His words catch you off-guard but you try to look unaffected. 
“Is there anything else you need me to do, sir?” You ask, knowing that he’s past giving you work at this hour on a Friday, but you’re too nervous to think of what else he needs you for.
“No. I…” he stutters. “You, uh, you’ve been avoiding me,” he manages to say, his eyes pleading for you to look at him. 
But still, you don’t.
“I’m with you everyday, Mr. Jeon,” you insist, your tone cold. “I can’t possibly be avoiding you.”
“You haven’t looked at me all week.”
As if in reflex, you glance at him, then shift your eyes on the couch to your left.
“That doesn’t count,” he says, his voice oozing in desperation for you to just spare him some time, something you’ve never heard before.
So you give in, as you slowly meet his eyes, and you’re reminded why you didn’t want to do it in the first place. They’re so sullen. Tired, it seems, but just lacking in light. They were always so expressive, even when they’re angry, and even more when they’re sad. 
“I just…” you start, knowing that with all that’s happened and with all the stress and pressure he has to endure, you can’t be another one in his list to have to try to figure out.

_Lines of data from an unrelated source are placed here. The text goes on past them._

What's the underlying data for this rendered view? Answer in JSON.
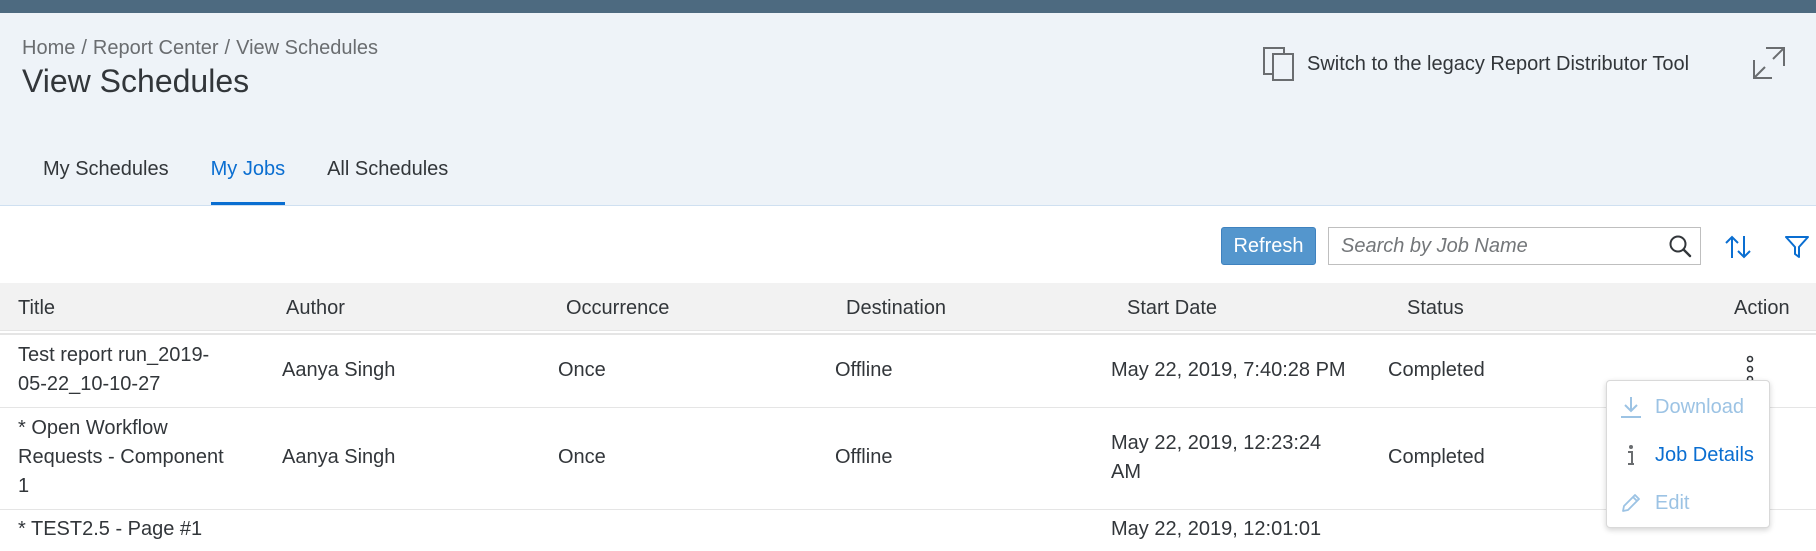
{
  "breadcrumb": {
    "home": "Home",
    "report_center": "Report Center",
    "current": "View Schedules",
    "separator": "/"
  },
  "page_title": "View Schedules",
  "legacy_link": "Switch to the legacy Report Distributor Tool",
  "tabs": [
    {
      "label": "My Schedules",
      "active": false
    },
    {
      "label": "My Jobs",
      "active": true
    },
    {
      "label": "All Schedules",
      "active": false
    }
  ],
  "toolbar": {
    "refresh_label": "Refresh",
    "search_placeholder": "Search by Job Name",
    "search_value": ""
  },
  "table": {
    "columns": [
      "Title",
      "Author",
      "Occurrence",
      "Destination",
      "Start Date",
      "Status",
      "Action"
    ],
    "rows": [
      {
        "title_lines": [
          "Test report run_2019-",
          "05-22_10-10-27"
        ],
        "author": "Aanya Singh",
        "occurrence": "Once",
        "destination": "Offline",
        "start_date_lines": [
          "May 22, 2019, 7:40:28 PM"
        ],
        "status": "Completed"
      },
      {
        "title_lines": [
          "* Open Workflow",
          "Requests - Component",
          "1"
        ],
        "author": "Aanya Singh",
        "occurrence": "Once",
        "destination": "Offline",
        "start_date_lines": [
          "May 22, 2019, 12:23:24",
          "AM"
        ],
        "status": "Completed"
      },
      {
        "title_lines": [
          "* TEST2.5 - Page #1"
        ],
        "author": "",
        "occurrence": "",
        "destination": "",
        "start_date_lines": [
          "May 22, 2019, 12:01:01"
        ],
        "status": ""
      }
    ]
  },
  "action_menu": {
    "items": [
      {
        "label": "Download",
        "icon": "download-icon",
        "enabled": false
      },
      {
        "label": "Job Details",
        "icon": "info-icon",
        "enabled": true
      },
      {
        "label": "Edit",
        "icon": "pencil-icon",
        "enabled": false
      }
    ]
  },
  "colors": {
    "accent": "#0a6ed1",
    "header_bg": "#eef3f8",
    "topbar": "#4d6a80",
    "refresh_bg": "#5496cd"
  }
}
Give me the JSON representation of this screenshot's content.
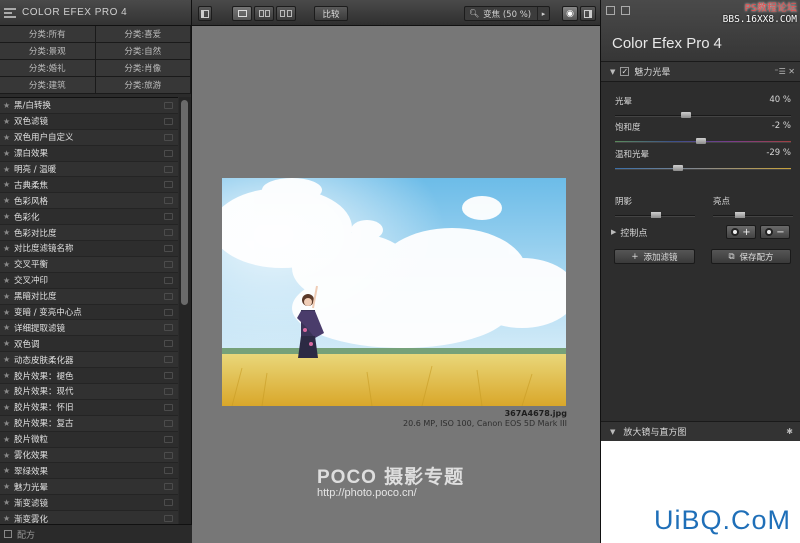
{
  "left": {
    "title": "COLOR EFEX PRO 4",
    "categories": [
      "分类:所有",
      "分类:喜爱",
      "分类:景观",
      "分类:自然",
      "分类:婚礼",
      "分类:肖像",
      "分类:建筑",
      "分类:旅游"
    ],
    "filters": [
      "黑/白转换",
      "双色滤镜",
      "双色用户自定义",
      "漂白效果",
      "明亮 / 温暖",
      "古典柔焦",
      "色彩风格",
      "色彩化",
      "色彩对比度",
      "对比度滤镜名称",
      "交叉平衡",
      "交叉冲印",
      "黑暗对比度",
      "变暗 / 变亮中心点",
      "详细提取滤镜",
      "双色调",
      "动态皮肤柔化器",
      "胶片效果：褪色",
      "胶片效果：现代",
      "胶片效果：怀旧",
      "胶片效果：复古",
      "胶片微粒",
      "雾化效果",
      "翠绿效果",
      "魅力光晕",
      "渐变滤镜",
      "渐变雾化"
    ],
    "footer": "配方"
  },
  "toolbar": {
    "compare": "比较",
    "zoom": "变焦 (50 %)"
  },
  "image": {
    "filename": "367A4678.jpg",
    "meta": "20.6 MP, ISO 100, Canon EOS 5D Mark III"
  },
  "watermark": {
    "brand": "POCO",
    "brand_suffix": "摄影专题",
    "url": "http://photo.poco.cn/"
  },
  "right": {
    "app_name": "Color Efex Pro",
    "app_version": "4",
    "ps_site": "PS教程论坛",
    "ps_url": "BBS.16XX8.COM",
    "filter_name": "魅力光晕",
    "sliders": [
      {
        "label": "光晕",
        "value": "40 %",
        "level": 0.4
      },
      {
        "label": "饱和度",
        "value": "-2 %",
        "level": 0.49
      },
      {
        "label": "温和光晕",
        "value": "-29 %",
        "level": 0.35
      }
    ],
    "shadows_label": "阴影",
    "highlights_label": "亮点",
    "control_points_label": "控制点",
    "add_filter": "添加滤镜",
    "save_recipe": "保存配方",
    "loupe_label": "放大镜与直方图",
    "site_mark": "UiBQ.CoM",
    "colors": {
      "accent_blue": "#1f6fb8",
      "ps_red": "#e65050"
    }
  }
}
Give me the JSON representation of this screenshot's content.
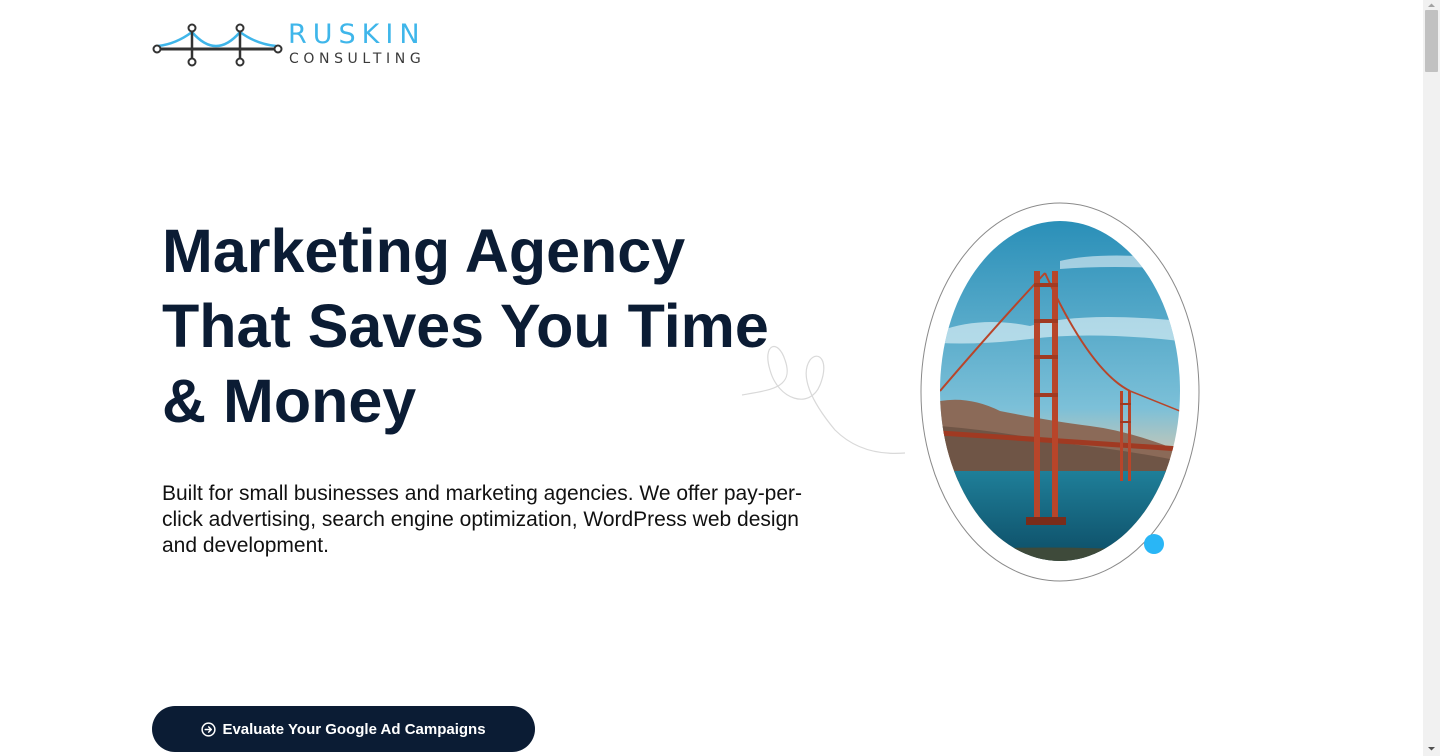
{
  "brand": {
    "name": "RUSKIN",
    "tagline": "CONSULTING",
    "accent_color": "#3fb6ea",
    "icon": "bridge-logo-icon"
  },
  "hero": {
    "title_lines": [
      "Marketing Agency",
      "That Saves You Time",
      "& Money"
    ],
    "description": "Built for small businesses and marketing agencies. We offer pay-per-click advertising, search engine optimization, WordPress web design and development.",
    "image": "golden-gate-bridge-photo"
  },
  "cta": {
    "label": "Evaluate Your Google Ad Campaigns",
    "icon": "arrow-circle-right-icon",
    "color": "#0b1c34"
  },
  "colors": {
    "heading": "#0b1c34",
    "dot": "#29b6f6"
  }
}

You at least owe it to him to be honest.
You look at the door, suddenly conscious of who might wander in your area, and Jungkook takes your cue, closing it once you nod. 
“So, why have you been avoiding me?” He asks again, his voice gaining a bit of life now that you’ve given him a chance to talk.

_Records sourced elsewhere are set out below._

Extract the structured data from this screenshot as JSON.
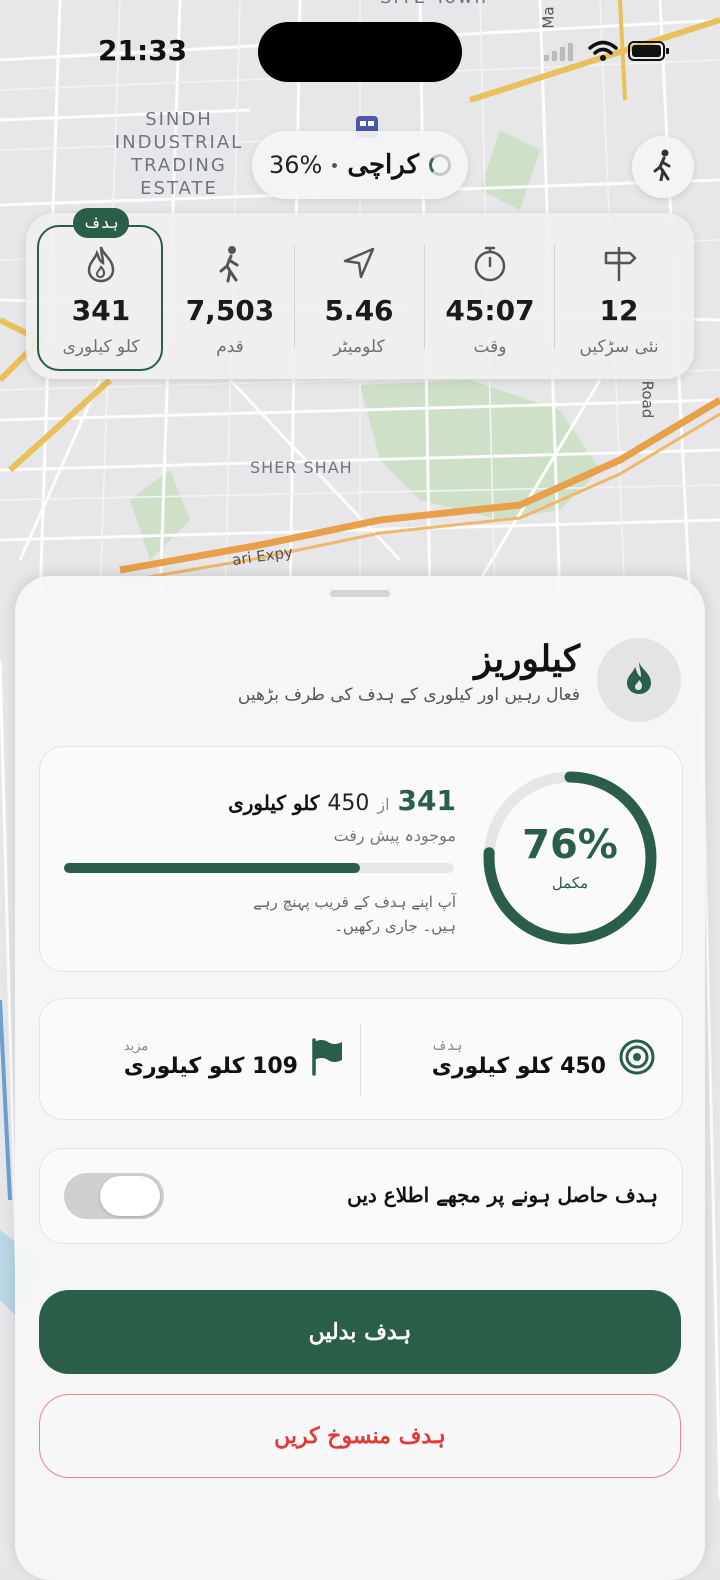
{
  "status_bar": {
    "time": "21:33"
  },
  "map": {
    "labels": {
      "top_partial": "SITE Town",
      "right_partial": "Ma",
      "district": [
        "SINDH",
        "INDUSTRIAL",
        "TRADING",
        "ESTATE"
      ],
      "area": "SHER SHAH",
      "expressway": "ari Expy",
      "road_right": "Road"
    }
  },
  "location_pill": {
    "percent": "36%",
    "city": "کراچی"
  },
  "stats": {
    "goal_tag": "ہدف",
    "items": [
      {
        "icon": "flame-icon",
        "value": "341",
        "label": "کلو کیلوری"
      },
      {
        "icon": "walking-person-icon",
        "value": "7,503",
        "label": "قدم"
      },
      {
        "icon": "navigation-arrow-icon",
        "value": "5.46",
        "label": "کلومیٹر"
      },
      {
        "icon": "stopwatch-icon",
        "value": "45:07",
        "label": "وقت"
      },
      {
        "icon": "signpost-icon",
        "value": "12",
        "label": "نئی سڑکیں"
      }
    ]
  },
  "sheet": {
    "title": "کیلوریز",
    "subtitle": "فعال رہیں اور کیلوری کے ہدف کی طرف بڑھیں",
    "progress": {
      "percent_text": "76%",
      "percent_value": 0.76,
      "ring_sub": "مکمل",
      "current": "341",
      "of_word": "از",
      "goal": "450",
      "unit": "کلو کیلوری",
      "current_label": "موجودہ پیش رفت",
      "bar_fraction": 0.76,
      "encouragement": "آپ اپنے ہدف کے قریب پہنچ رہے ہیں۔ جاری رکھیں۔"
    },
    "targets": {
      "goal_small": "ہدف",
      "goal_value": "450 کلو کیلوری",
      "remaining_small": "مزید",
      "remaining_value": "109 کلو کیلوری"
    },
    "notify": {
      "label": "ہدف حاصل ہونے پر مجھے اطلاع دیں",
      "enabled": false
    },
    "buttons": {
      "change_goal": "ہدف بدلیں",
      "cancel_goal": "ہدف منسوخ کریں"
    }
  },
  "colors": {
    "accent": "#2b5e48",
    "danger": "#e03b3b",
    "map_bg": "#e6e6e8"
  }
}
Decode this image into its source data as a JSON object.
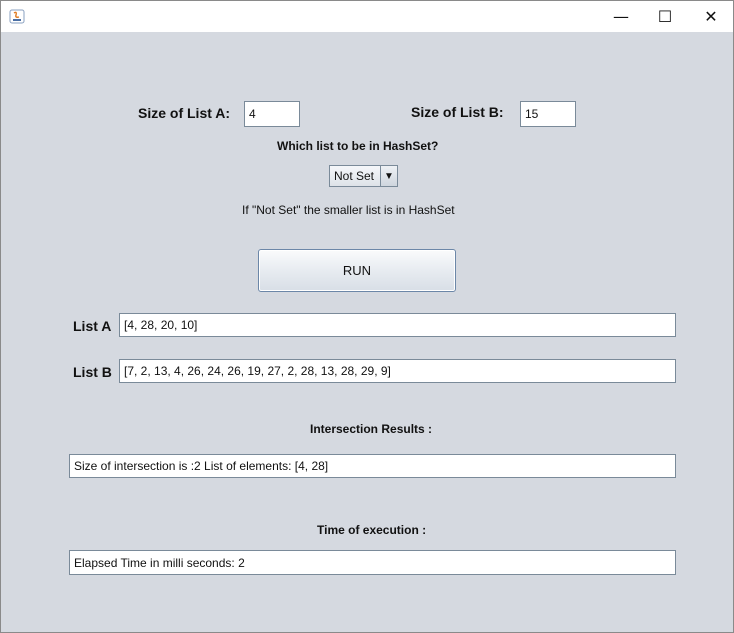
{
  "window": {
    "icon": "java-icon",
    "controls": {
      "minimize": "—",
      "maximize": "☐",
      "close": "✕"
    }
  },
  "form": {
    "size_a_label": "Size of List A:",
    "size_a_value": "4",
    "size_b_label": "Size of List B:",
    "size_b_value": "15",
    "hashset_question": "Which list to be in HashSet?",
    "hashset_selected": "Not Set",
    "hashset_note": "If \"Not Set\" the smaller list is in HashSet",
    "run_label": "RUN"
  },
  "lists": {
    "list_a_label": "List A",
    "list_a_value": "[4, 28, 20, 10]",
    "list_b_label": "List B",
    "list_b_value": "[7, 2, 13, 4, 26, 24, 26, 19, 27, 2, 28, 13, 28, 29, 9]"
  },
  "results": {
    "intersection_heading": "Intersection Results :",
    "intersection_value": "Size of intersection is :2  List of elements: [4, 28]",
    "time_heading": "Time of execution  :",
    "time_value": "Elapsed Time in milli seconds: 2"
  }
}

“I was just ashamed,” you admit, looking away as the scene from last week plays in your mind again. “I said things I shouldn’t have and they made you uncomfortable and—”
“How do you know that?” He interjects.
“Because you pulled away!” You say too loudly, lowering your head in embarrassment at the clear frustration you’re expressing. “I thought you wanted to… uh…”
“Kiss you,” he finishes, earning him the slightest of nods from you. 
“But you didn’t and I just felt so embarrassed,” you say, your lips quivering now at how much you’re saying, at how much you’re baring yourself to him, unsure if he’ll do the same. “That was completely out of line.”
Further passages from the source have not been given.